First weeks in Santa Cruz, Bolivia

Feb 112009

It has been already three weeks!! I arrived to Bolivia with my family the 16th of january to work with the ICFJ implementing a digital platform that will entitle the journalists from rural areas to share their contents and stories. My partner in Santa Cruz will be Radio Fides, a networks of stations owned by the jesuitic company and considered to be one of the most serious and balanced in a country torn by a fierce political struggle between the capital, La Paz, and the capital of the eastern part, Santa Cruz. Santa Cruz is one of the richest cities in the country, thanks to its oil and specially gas reserves and its intense trade with neighbouring countries such as Brazil and Argentina. It is also a big and chaotic city that has grown wildly in the last years; despite that, it still preserves some fine architecture from its colonial past, specially in the centre.

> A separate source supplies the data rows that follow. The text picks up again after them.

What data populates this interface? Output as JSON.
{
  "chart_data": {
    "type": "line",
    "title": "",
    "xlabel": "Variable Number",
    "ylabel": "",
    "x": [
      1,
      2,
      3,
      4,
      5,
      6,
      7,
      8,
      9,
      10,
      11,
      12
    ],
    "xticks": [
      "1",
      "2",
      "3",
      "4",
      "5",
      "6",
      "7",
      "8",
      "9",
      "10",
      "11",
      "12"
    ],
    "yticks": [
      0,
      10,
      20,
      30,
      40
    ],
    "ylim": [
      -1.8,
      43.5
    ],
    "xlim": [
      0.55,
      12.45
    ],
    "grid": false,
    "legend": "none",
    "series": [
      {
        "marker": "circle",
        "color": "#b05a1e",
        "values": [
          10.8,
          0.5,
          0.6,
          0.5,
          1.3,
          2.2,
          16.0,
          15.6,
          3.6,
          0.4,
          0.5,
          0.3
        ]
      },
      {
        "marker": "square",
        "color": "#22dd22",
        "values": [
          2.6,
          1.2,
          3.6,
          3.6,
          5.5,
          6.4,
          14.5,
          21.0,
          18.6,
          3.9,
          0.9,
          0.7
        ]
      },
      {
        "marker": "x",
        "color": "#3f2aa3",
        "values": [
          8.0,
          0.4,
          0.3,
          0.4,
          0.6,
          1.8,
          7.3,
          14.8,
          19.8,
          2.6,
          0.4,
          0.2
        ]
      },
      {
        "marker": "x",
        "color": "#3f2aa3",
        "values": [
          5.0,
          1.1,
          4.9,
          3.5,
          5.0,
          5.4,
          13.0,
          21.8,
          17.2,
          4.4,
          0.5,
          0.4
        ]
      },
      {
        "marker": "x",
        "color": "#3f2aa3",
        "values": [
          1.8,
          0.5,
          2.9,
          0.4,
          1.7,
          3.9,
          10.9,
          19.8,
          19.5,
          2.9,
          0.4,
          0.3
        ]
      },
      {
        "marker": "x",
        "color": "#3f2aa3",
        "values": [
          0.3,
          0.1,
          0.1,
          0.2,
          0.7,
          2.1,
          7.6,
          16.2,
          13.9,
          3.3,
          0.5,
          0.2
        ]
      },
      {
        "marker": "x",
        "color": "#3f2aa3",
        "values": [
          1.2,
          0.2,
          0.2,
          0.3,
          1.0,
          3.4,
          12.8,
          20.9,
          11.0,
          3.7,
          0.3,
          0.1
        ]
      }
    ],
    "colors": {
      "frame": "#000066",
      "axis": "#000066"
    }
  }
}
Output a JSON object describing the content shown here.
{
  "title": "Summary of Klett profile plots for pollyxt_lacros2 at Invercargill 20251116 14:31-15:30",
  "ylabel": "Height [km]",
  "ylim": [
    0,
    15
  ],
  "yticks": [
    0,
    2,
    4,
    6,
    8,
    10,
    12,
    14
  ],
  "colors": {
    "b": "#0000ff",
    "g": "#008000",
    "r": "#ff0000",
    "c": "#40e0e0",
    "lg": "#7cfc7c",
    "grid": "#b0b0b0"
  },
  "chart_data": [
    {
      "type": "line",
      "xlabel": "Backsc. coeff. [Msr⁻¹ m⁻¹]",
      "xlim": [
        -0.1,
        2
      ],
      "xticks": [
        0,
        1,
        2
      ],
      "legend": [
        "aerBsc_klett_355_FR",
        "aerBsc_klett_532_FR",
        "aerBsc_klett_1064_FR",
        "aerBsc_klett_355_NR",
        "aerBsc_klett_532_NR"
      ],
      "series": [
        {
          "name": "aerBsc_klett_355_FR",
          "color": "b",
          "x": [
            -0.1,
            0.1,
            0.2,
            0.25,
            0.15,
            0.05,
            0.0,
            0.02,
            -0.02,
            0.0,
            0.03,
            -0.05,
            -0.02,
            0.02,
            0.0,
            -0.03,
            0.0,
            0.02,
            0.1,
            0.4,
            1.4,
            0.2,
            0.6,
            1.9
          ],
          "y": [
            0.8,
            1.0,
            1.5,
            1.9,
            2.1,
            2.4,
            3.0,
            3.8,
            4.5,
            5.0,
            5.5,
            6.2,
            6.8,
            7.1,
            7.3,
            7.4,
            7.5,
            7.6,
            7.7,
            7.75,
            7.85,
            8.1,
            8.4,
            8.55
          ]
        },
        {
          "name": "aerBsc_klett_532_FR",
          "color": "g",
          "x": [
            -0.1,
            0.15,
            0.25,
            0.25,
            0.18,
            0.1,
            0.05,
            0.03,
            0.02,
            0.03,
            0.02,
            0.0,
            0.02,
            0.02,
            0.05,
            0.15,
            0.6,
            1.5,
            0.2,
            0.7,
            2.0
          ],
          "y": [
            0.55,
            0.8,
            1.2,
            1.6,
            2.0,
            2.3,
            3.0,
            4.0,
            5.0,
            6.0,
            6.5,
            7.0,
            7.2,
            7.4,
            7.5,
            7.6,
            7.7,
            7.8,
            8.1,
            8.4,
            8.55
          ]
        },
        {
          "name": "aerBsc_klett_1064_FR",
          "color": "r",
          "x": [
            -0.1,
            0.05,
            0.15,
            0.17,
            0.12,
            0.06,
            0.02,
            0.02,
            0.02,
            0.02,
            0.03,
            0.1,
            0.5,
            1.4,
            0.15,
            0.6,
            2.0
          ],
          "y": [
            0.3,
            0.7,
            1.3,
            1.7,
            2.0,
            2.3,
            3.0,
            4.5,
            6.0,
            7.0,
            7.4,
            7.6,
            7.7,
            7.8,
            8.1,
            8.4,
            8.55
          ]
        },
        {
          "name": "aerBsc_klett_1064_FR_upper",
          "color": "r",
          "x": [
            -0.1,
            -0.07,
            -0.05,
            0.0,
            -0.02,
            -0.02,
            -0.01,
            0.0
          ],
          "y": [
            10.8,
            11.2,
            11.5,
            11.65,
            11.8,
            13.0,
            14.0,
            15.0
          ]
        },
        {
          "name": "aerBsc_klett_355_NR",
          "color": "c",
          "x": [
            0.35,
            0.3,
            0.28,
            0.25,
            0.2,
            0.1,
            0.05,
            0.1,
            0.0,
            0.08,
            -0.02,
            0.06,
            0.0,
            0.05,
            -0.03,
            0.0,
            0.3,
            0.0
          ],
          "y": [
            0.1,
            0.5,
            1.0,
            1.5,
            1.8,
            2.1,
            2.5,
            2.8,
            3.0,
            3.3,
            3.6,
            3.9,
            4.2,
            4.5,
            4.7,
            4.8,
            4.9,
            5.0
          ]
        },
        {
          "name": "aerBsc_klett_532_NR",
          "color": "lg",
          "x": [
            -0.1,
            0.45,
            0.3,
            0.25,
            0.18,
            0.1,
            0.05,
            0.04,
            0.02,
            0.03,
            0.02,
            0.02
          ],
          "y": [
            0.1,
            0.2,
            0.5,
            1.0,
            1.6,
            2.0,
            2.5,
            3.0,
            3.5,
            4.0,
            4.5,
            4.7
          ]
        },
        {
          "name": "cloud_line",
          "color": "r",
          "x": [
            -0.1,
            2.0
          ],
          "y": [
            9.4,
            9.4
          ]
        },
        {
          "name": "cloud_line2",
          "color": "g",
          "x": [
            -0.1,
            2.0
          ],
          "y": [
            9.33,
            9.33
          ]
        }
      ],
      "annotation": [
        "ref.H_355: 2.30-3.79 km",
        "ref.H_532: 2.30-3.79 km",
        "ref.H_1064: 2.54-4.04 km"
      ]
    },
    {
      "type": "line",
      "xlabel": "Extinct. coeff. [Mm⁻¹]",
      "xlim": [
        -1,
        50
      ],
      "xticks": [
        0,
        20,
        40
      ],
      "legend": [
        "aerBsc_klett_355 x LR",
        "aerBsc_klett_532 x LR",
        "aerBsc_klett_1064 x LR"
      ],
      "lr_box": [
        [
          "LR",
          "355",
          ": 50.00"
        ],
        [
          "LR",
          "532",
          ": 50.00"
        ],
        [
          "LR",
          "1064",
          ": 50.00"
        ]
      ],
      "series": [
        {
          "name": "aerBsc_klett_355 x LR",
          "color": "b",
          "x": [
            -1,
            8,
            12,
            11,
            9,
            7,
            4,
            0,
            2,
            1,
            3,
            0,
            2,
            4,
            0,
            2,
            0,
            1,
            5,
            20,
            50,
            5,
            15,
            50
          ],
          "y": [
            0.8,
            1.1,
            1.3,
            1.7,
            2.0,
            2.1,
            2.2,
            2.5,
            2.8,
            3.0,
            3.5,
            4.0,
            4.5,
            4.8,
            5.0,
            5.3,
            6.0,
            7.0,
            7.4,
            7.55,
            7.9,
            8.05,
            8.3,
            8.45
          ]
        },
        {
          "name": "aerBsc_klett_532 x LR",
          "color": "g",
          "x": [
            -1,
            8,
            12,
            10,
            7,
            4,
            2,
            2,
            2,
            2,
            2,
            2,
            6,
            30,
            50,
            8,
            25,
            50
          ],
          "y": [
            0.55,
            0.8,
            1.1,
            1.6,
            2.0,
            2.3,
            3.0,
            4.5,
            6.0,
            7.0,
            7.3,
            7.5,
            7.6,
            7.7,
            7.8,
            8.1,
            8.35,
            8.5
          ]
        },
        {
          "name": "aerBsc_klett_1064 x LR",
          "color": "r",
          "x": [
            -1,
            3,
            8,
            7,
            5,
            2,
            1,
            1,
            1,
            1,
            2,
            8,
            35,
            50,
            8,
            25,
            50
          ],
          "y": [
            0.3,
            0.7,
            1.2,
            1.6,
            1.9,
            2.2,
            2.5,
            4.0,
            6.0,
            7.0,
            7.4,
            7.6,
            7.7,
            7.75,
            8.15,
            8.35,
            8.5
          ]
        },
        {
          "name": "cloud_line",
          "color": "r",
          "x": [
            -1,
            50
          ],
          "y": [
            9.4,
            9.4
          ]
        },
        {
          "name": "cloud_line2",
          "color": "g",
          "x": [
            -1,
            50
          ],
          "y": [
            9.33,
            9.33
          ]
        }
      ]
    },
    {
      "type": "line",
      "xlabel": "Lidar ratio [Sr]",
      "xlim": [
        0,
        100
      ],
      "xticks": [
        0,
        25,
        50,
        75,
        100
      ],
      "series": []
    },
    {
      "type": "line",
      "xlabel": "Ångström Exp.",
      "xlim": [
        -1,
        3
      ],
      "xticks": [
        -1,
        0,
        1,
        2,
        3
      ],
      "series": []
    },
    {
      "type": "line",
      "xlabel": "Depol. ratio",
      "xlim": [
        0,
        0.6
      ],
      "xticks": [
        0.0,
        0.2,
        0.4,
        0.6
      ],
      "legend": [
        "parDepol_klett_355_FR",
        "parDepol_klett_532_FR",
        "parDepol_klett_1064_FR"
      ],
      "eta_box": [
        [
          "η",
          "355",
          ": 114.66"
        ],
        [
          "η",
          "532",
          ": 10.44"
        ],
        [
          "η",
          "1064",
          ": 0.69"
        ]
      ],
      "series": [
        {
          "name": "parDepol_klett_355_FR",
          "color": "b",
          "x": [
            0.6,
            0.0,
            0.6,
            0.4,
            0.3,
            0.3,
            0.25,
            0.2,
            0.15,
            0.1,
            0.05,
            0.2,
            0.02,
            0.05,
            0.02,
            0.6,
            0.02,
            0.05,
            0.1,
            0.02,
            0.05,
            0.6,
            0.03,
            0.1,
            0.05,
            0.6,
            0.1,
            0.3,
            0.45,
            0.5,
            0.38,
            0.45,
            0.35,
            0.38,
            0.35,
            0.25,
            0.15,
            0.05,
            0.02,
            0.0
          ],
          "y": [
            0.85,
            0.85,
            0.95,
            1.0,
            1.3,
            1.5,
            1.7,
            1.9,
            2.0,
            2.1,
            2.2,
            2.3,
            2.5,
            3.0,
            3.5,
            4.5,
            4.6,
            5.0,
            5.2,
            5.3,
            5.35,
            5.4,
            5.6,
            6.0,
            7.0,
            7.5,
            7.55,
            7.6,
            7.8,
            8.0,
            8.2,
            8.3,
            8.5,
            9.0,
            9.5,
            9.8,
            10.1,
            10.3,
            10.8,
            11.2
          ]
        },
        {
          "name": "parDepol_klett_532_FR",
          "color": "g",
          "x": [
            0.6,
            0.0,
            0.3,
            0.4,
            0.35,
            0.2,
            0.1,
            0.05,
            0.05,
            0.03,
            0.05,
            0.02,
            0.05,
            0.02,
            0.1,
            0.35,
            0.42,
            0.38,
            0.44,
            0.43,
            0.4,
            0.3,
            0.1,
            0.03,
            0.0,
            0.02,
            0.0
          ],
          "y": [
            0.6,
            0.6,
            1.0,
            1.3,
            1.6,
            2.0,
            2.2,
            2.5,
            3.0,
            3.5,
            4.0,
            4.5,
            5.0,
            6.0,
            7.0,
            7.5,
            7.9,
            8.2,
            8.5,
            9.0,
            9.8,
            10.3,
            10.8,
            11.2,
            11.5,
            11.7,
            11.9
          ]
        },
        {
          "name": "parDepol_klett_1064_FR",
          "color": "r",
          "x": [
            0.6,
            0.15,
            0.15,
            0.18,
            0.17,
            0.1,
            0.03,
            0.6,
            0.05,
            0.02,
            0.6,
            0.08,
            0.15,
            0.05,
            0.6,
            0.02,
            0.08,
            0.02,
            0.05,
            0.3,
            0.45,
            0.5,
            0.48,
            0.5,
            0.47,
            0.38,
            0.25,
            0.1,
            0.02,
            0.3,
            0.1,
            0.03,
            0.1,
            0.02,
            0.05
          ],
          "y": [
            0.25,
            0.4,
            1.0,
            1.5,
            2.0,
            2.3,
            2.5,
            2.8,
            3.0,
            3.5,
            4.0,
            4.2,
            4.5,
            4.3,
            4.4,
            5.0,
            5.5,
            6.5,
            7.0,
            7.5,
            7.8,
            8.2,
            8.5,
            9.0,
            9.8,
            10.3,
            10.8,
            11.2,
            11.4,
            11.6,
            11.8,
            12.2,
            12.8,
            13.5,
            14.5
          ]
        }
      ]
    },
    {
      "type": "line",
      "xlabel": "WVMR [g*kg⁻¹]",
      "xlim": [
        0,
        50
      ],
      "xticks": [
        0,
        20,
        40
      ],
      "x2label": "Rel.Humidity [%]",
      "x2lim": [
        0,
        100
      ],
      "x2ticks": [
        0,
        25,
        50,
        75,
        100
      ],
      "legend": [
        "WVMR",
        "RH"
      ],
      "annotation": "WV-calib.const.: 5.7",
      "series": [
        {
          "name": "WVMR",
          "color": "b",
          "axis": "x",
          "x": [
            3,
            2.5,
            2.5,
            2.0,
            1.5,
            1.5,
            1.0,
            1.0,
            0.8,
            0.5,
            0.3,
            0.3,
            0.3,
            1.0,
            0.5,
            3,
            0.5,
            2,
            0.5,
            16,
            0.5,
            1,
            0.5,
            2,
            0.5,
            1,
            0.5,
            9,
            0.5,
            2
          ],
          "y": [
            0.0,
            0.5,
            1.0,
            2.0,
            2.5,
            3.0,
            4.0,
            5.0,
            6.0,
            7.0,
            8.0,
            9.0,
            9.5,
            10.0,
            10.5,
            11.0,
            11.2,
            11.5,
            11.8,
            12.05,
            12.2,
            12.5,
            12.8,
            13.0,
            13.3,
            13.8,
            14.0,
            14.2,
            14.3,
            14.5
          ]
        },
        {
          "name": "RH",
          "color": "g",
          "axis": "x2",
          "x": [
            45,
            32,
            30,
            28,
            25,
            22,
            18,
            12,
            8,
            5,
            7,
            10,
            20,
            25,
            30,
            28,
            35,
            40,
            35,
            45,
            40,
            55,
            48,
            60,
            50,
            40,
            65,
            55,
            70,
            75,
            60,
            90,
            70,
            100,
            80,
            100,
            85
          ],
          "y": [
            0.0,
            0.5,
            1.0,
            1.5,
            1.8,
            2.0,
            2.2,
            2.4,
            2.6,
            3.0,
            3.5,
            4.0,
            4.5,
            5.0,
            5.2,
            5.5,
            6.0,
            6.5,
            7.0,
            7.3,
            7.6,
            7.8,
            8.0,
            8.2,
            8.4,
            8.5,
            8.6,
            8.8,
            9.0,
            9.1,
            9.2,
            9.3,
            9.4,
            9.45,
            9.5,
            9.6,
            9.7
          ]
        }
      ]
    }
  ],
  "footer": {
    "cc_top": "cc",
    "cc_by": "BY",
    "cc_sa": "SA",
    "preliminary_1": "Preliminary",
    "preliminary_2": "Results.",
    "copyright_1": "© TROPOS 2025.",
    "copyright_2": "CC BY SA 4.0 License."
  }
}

I arrived to Santa Cruz just a few days before the constitutional referendum organised by the government of Evo Morales on the 25th of January. That allowed me to test what I already sensed: that the country is heavily polarised between the mountains and the tropical regions, between the rich and the poor ones, between the cambas and the coyas, as they call them here. This makes journalism a difficult task: it is challenging to try to be objective at the risk of being accused of serving one side or the other.

Although Bolivia's poor socioeconomic indicators, the media landscape is very vivid. There are dozens of televisions, radiostations and newspapers, which can freely criticise what the government do or says, unless their editorial line forbids that. In big cities, the means are enough to develop live and spectacular news programs. The situation is quite different in the rural areas, where there is no Internet or, if there is, it is too expensive for people to use it. I would like to remember that a 2MB Internet connection costs about 300 dollars a month, which is prohibitive in a country where the average wage is about 150-200 dollars. The means in this stations are poor: one journalist to cover all issues, a situation that should remind us, journalists from rich countries, how lucky we are. I have had the opportunity to visit two of the provincial stations I will work with: Concepción, a nice village in the middle of tropical landscapes, and San Julián, a city that has tripled its population during last years due to the arrival of thousands of people from the mountains, a phenomenon that makes this city very conflictive due to the political struggle I have already mentioned. All these circumstances make me think that, before helping to create the platform, I will first have to concentrate on journalistic training.

These first weeks have been also devoted to adapt ourselves to a new reality: heat (tropical weather!!), traffic, bureaucracy and mosquitos. Due to wet season, there is an epidemic of dengue in the region. There have been about 6,000 ill people reported in Santa Cruz, and some deaths because of the worst version of this illness. Hope everything goes fine!